The stepwell, by its very descent, embodies a kind of inversion: an architecture that turns monumentality underground, away from the eye, under the horizon.
Within the work are the forms of thirteen stepwells across Rajasthan, Gujarat, Madhya Pradesh, and Maharashtra. Each one commissioned by women, their architectural forms reimagined across nine sculptures that distort/fragment/glitch/reflect/stretch and visually skew the surrounding architecture into itself. Some of the referenced stepwells are monumentalised in archives; others survive only as ruins, their matronage known through oral histories, folklore or folk music.
In Jodhpur, Gulab Rai commissioned this Jhalra in 1780. As a young child Gulab Rai was sold as a slave, and later enters the royal court as a Kha vas someone who lives and eats there. She rose through society by establishing a place in the royal courts, first as a Pardayat and later as a Paswan- a confidant to the king. Her ascent, however, did not sit well with the palace elite, and she was resented for upending traditional hierarchies and social norms. A woman of leadership, philanthropy, and intent- today her forgetting can be seen for its structural intention as she was someone who, despite opposition, acted beyond the limits of her position- including daring to be written in public memory via the commissioning of architecture.
Installed within the Mayla Bagh Jhalra in Jodhpur(a stepwell most locals still don’t know exists inside their walled city,) the work oscillates between visibility + invisibility, echoing the instability of memory and patriarchal histographies to perception and light. The work becomes both an extension and interruption of your experience of its repetitive geometry.
Over centuries, the Jhalra became an open-air dump, periodically revived through acts of care: first in 2015 by an Irish traveller, Caron Rawnsley, and later by the Scwedia Foundation since last year. What once held water now holds memory- layered, fractured, reflective. Subterranean architectures mirror subterranean histories — both buried, both essential, both requiring retrieval.

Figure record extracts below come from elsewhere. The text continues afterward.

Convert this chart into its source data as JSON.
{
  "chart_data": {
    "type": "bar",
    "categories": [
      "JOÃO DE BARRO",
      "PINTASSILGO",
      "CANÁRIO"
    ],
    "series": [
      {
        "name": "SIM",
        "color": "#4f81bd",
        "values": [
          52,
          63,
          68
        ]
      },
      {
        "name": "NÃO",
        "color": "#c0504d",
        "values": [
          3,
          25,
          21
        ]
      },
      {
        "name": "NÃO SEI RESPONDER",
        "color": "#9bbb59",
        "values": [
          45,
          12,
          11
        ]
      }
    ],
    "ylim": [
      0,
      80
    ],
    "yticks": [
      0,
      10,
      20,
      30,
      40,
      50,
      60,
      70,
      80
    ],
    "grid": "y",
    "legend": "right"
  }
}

The work includes architectural forms of Panna Meena ka Kund(Amer, Jaipur), Rani Ki Vav (Patan, Gujarat), Ambapur Stepwell (Ambapur, Gujarat) Baramotichi Vihir stepwell (Limb, Satara), and of course Mayla Bagh Jhalra (Jodhpur, Rajasthan) to name a few. While most public spaces are occupied by male bodies in india, this was that one space that was occupied by mostly women. So when women commission stepwells it makes for a very particular action. Bringing 13 of the women together in the space, created a very particular energy into the space- powerful, concentrated, gentle and silent.